"This big ball of dirt rolled over, and I saw black bones in it," recalls Wes Linster, describing his astonishing discovery in 1994 at age 14. "Then I saw this little jaw. Then I saw the teeth. I bolted down the hill to get my mom, because I knew I shouldn't be messing with it." Linster, who had been digging on a ranch near Choteau, Montana, had found a new dinosaur species! Last week the new species, named Bambiraptor feinbergi, was unveiled to the public at the Graves Museum of Archaeology and Natural History in Dania Beach, Florida.

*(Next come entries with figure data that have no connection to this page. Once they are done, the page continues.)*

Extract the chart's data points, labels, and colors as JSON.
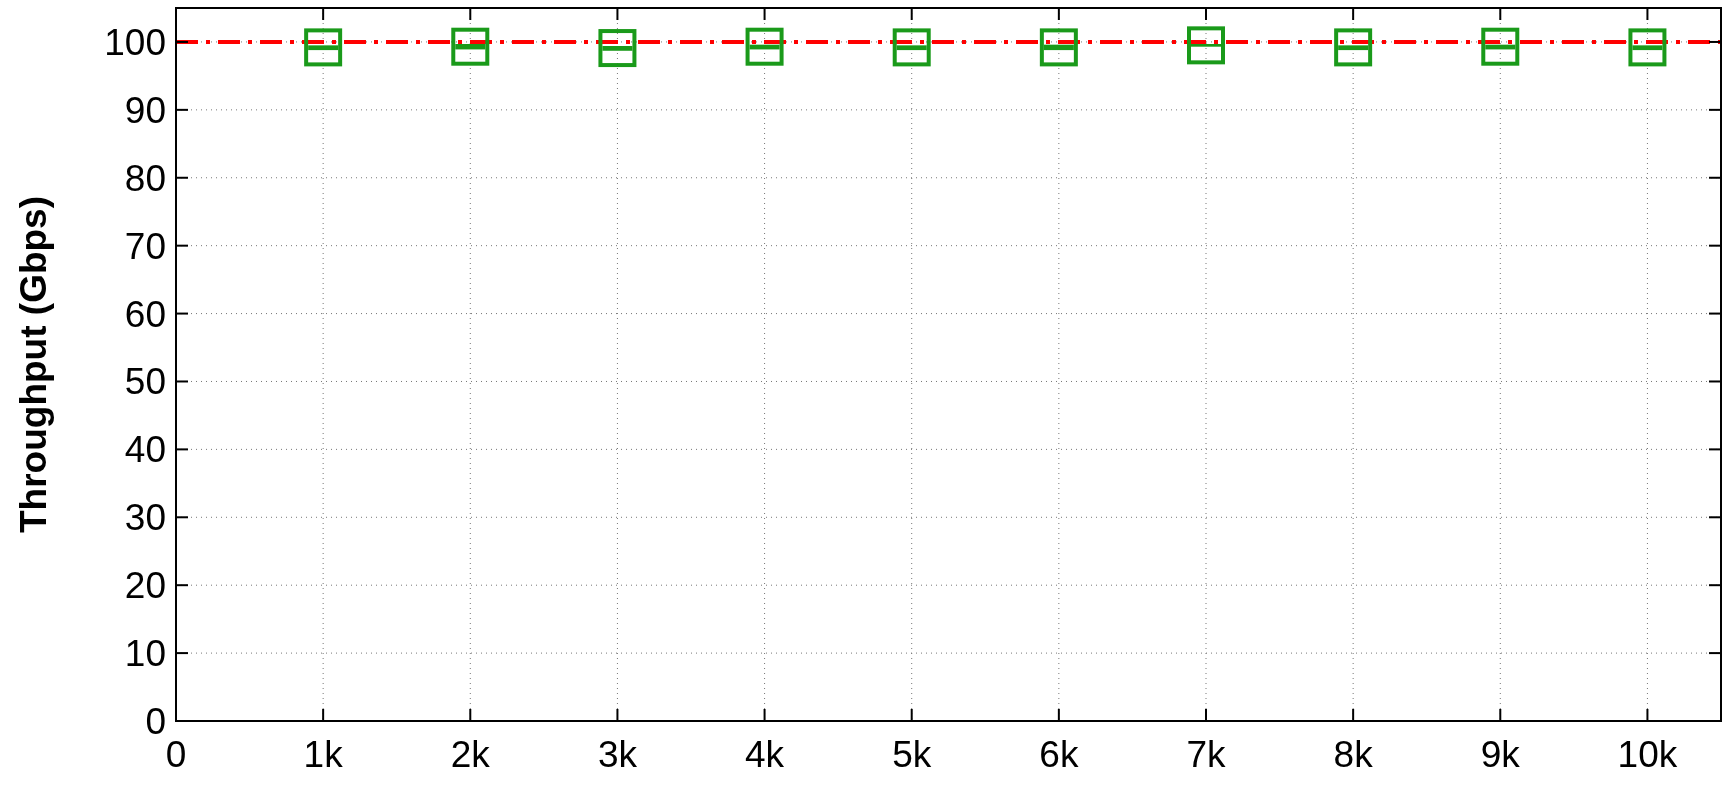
{
  "chart_data": {
    "type": "scatter",
    "ylabel": "Throughput (Gbps)",
    "x": [
      1000,
      2000,
      3000,
      4000,
      5000,
      6000,
      7000,
      8000,
      9000,
      10000
    ],
    "series": [
      {
        "color": "#1a9a1a",
        "values": [
          99.2,
          99.3,
          99.1,
          99.3,
          99.2,
          99.2,
          99.5,
          99.2,
          99.3,
          99.2
        ],
        "errors": [
          [
            98.8,
            99.5
          ],
          [
            98.9,
            99.7
          ],
          [
            98.7,
            99.4
          ],
          [
            98.9,
            99.6
          ],
          [
            98.8,
            99.5
          ],
          [
            98.8,
            99.6
          ],
          [
            99.3,
            99.7
          ],
          [
            98.8,
            99.5
          ],
          [
            98.9,
            99.6
          ],
          [
            98.8,
            99.5
          ]
        ]
      }
    ],
    "marker": "square",
    "xlim": [
      0,
      10500
    ],
    "xticks": [
      0,
      {
        "value": 1000,
        "label": "1k"
      },
      {
        "value": 2000,
        "label": "2k"
      },
      {
        "value": 3000,
        "label": "3k"
      },
      {
        "value": 4000,
        "label": "4k"
      },
      {
        "value": 5000,
        "label": "5k"
      },
      {
        "value": 6000,
        "label": "6k"
      },
      {
        "value": 7000,
        "label": "7k"
      },
      {
        "value": 8000,
        "label": "8k"
      },
      {
        "value": 9000,
        "label": "9k"
      },
      {
        "value": 10000,
        "label": "10k"
      }
    ],
    "ylim": [
      0,
      105
    ],
    "yticks": [
      0,
      10,
      20,
      30,
      40,
      50,
      60,
      70,
      80,
      90,
      100
    ],
    "grid": true,
    "ref_lines": [
      {
        "axis": "y",
        "value": 100,
        "color": "#ff0000",
        "line_style": "dashdot"
      }
    ]
  }
}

The Linsters had nicknamed the three-foot-long fossil Bambi because it is so small and because they are fans of the Disney movie. But this meat-eating dinosaur was hardly cute and cuddly. Says paleontologist David Burnham: "It may even have stolen baby duck-billed dinosaurs out of their nests."

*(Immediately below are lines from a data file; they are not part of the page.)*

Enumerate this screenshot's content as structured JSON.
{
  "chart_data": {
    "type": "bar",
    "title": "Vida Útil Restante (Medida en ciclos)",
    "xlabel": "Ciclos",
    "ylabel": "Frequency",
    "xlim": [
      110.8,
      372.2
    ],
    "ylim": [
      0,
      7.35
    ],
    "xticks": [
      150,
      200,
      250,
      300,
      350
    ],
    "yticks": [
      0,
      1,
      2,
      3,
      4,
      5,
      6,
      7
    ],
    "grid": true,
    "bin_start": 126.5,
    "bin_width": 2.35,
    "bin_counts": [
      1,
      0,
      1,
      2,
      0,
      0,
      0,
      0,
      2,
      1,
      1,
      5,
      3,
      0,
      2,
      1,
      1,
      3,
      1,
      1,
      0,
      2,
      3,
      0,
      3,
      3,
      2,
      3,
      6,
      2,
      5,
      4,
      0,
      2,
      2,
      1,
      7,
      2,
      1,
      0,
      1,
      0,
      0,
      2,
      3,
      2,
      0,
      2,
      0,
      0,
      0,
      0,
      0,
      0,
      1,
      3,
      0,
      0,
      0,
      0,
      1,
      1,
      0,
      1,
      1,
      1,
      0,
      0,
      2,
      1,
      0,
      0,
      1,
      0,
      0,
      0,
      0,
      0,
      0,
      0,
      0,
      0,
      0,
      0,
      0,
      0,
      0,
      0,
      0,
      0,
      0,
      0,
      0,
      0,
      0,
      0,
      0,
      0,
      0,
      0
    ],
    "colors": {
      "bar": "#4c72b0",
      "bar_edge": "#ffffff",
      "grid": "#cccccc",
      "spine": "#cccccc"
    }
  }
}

The fossil itself is the skeleton of a baby that lived 75 million years ago. It belongs to a dinosaur family called dromeosaurs. Most scientists believe that dinosaurs similar to dromeosaurs are the ancestors of birds.

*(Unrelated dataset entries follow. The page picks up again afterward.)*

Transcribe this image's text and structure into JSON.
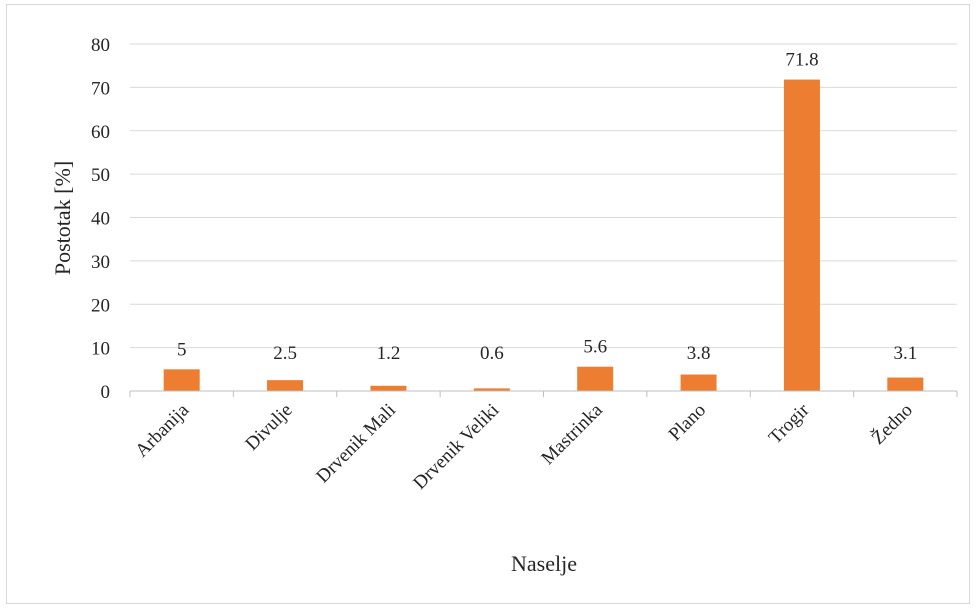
{
  "chart_data": {
    "type": "bar",
    "title": "",
    "partial_title_text": "",
    "xlabel": "Naselje",
    "ylabel": "Postotak [%]",
    "ylim": [
      0,
      80
    ],
    "yticks": [
      0,
      10,
      20,
      30,
      40,
      50,
      60,
      70,
      80
    ],
    "categories": [
      "Arbanija",
      "Divulje",
      "Drvenik Mali",
      "Drvenik Veliki",
      "Mastrinka",
      "Plano",
      "Trogir",
      "Žedno"
    ],
    "values": [
      5,
      2.5,
      1.2,
      0.6,
      5.6,
      3.8,
      71.8,
      3.1
    ],
    "data_labels": [
      "5",
      "2.5",
      "1.2",
      "0.6",
      "5.6",
      "3.8",
      "71.8",
      "3.1"
    ],
    "bar_color": "#ed7d31",
    "grid": true,
    "legend": "none"
  }
}
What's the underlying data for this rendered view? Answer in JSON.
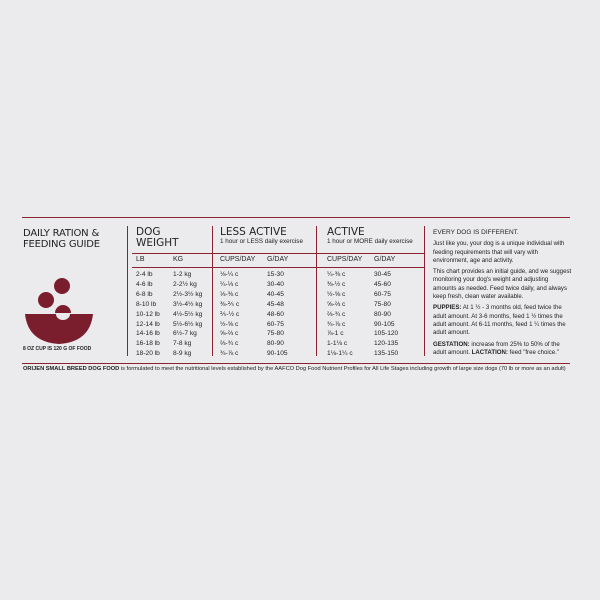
{
  "colors": {
    "accent": "#7a1e2e",
    "background": "#ebebed"
  },
  "left": {
    "title_line1": "DAILY RATION &",
    "title_line2": "FEEDING GUIDE",
    "cup_note": "8 OZ CUP IS 120 G OF FOOD",
    "icon": "food-bowl-icon"
  },
  "weight": {
    "title_line1": "DOG",
    "title_line2": "WEIGHT",
    "col_lb": "LB",
    "col_kg": "KG",
    "lb": [
      "2-4 lb",
      "4-6 lb",
      "6-8 lb",
      "8-10 lb",
      "10-12 lb",
      "12-14 lb",
      "14-16 lb",
      "16-18 lb",
      "18-20 lb"
    ],
    "kg": [
      "1-2 kg",
      "2-2½ kg",
      "2½-3½ kg",
      "3½-4½ kg",
      "4½-5½ kg",
      "5½-6½ kg",
      "6½-7 kg",
      "7-8 kg",
      "8-9 kg"
    ]
  },
  "less_active": {
    "title": "LESS ACTIVE",
    "subtitle": "1 hour or LESS daily exercise",
    "col_cups": "CUPS/DAY",
    "col_g": "G/DAY",
    "cups": [
      "⅛-¼ c",
      "¼-⅓ c",
      "⅓-⅜ c",
      "⅜-⅖ c",
      "⅖-½ c",
      "½-⅝ c",
      "⅝-⅔ c",
      "⅔-¾ c",
      "¾-⅞ c"
    ],
    "g": [
      "15-30",
      "30-40",
      "40-45",
      "45-48",
      "48-60",
      "60-75",
      "75-80",
      "80-90",
      "90-105"
    ]
  },
  "active": {
    "title": "ACTIVE",
    "subtitle": "1 hour or MORE daily exercise",
    "col_cups": "CUPS/DAY",
    "col_g": "G/DAY",
    "cups": [
      "¼-⅜ c",
      "⅜-½ c",
      "½-⅝ c",
      "⅝-⅔ c",
      "⅔-¾ c",
      "¾-⅞ c",
      "⅞-1 c",
      "1-1⅛ c",
      "1⅛-1¼ c"
    ],
    "g": [
      "30-45",
      "45-60",
      "60-75",
      "75-80",
      "80-90",
      "90-105",
      "105-120",
      "120-135",
      "135-150"
    ]
  },
  "notes": {
    "heading": "EVERY DOG IS DIFFERENT.",
    "p1": "Just like you, your dog is a unique individual with feeding requirements that will vary with environment, age and activity.",
    "p2": "This chart provides an initial guide, and we suggest monitoring your dog's weight and adjusting amounts as needed. Feed twice daily, and always keep fresh, clean water available.",
    "puppies_label": "PUPPIES:",
    "puppies_text": " At 1 ½ - 3 months old, feed twice the adult amount. At 3-6 months, feed 1 ½ times the adult amount. At 6-11 months, feed 1 ¼ times the adult amount.",
    "gestation_label": "GESTATION:",
    "gestation_text": " increase from 25% to 50% of the adult amount. ",
    "lactation_label": "LACTATION:",
    "lactation_text": " feed \"free choice.\""
  },
  "footer": {
    "brand": "ORIJEN SMALL BREED DOG FOOD",
    "text": " is formulated to meet the nutritional levels established by the AAFCO Dog Food Nutrient Profiles for All Life Stages including growth of large size dogs (70 lb or more as an adult)"
  }
}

What makes this dinosaur skeleton especially interesting to scientists is its excellent condition. Says paleontologist John Ostrom, who first inspected the bones in 1995: "I couldn't believe what I was seeing. The skeleton is a jewel. It's virtually complete, unbroken, untwisted. I could look at structures I've never seen before and understand what they were. I think it's one of the most valuable scientific specimens ever found in North America."